The best thing about Osgood Perkins’ adaptation of the Stephen King short story is the titular toy, whose malevolent intentions are obvious just by looking at its sick grin and wide-open eyes. Unlike the windup monkey you’re more likely to imagine, this one doesn’t play crash cymbals, but rather a drum, and as soon as it starts striking those skins someone in the vicinity dies a comically horrible death. Perkins, who made the deliciously demented but dramatically uneven serial killer movie, Daddy Longlegs, knows how to get the viewer’s motor running, and opens with what amounts to an origin story, with a U.S. military officer played by Adam Scott desperately trying to return the toy to some Southeast Asian emporium and, in the process, causing the disembowelment of the proprietor, who apparently didn’t know what his merchandise was capable of. It’s the first of many crass jokes and a pretty effective one.

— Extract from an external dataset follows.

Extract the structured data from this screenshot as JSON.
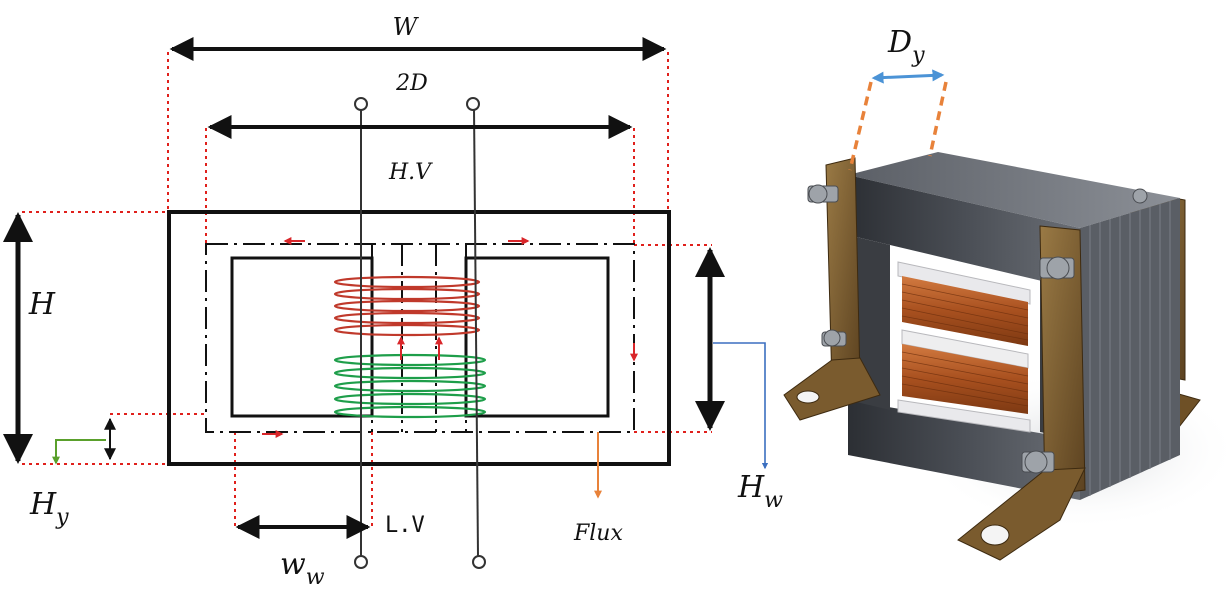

This officer is married and has twin sons (Christian Convery), and for reasons unexplained he abandons them. Inevitably the boys discover the toy in the closet and turn the key, which leads to a number of deaths. As it turns out, one of the twins hates the other for the bully that he is and thinks he can use the monkey to get rid of him, but that’s not the way things work (“It doesn’t take requests”), and in the process it’s the boys’ mother (Tatiana Maslany) who dies. Skip ahead two decades after the twins, adopted by their aunt and uncle, a pair of swingers, throw the cursed simian down a well and we find them estranged and still suffering separately for what happened. The more sensitive one, Hal (Theo James), is divorced and trying to forge a relationship with his adolescent son, Petey (Colin O’Brien), whom he sees only once a year so as to keep him as far away from the monkey’s telepathic attention. Right on cue, his toxic brother, Bill (also James), calls him and says he has learned that the monkey has somehow returned and plans to get rid of it once and for all. As it turns out, the toy has come into the possession of a weirdo named Rick (Rohan Campbell), who knows it’s something special but unaware exactly how special. When Bill steals it from him, Rick attempts to get it back and, literally, all hell breaks loose.
It would be easy to dismiss The Monkey as a piss-take on the Final Destination series, but King’s characteristically clever plotting and Perkins’ witty direction combine to emphasize the nihilism at the core of the best horror movies. We all will die, after all, hopefully not as spectacularly as the unfortunate people in this movie, but random death is more of a fact of life than we would like to believe. That is basically Hal’s and Bill’s curse, which is why they are so monumentally and permanently traumatized. Osgood, the son of Tony “Norman Bates” Perkins, who died of AIDS, and actress Berry Berenson, who perished in the September 11 terrorist attacks, knows whereof he directs.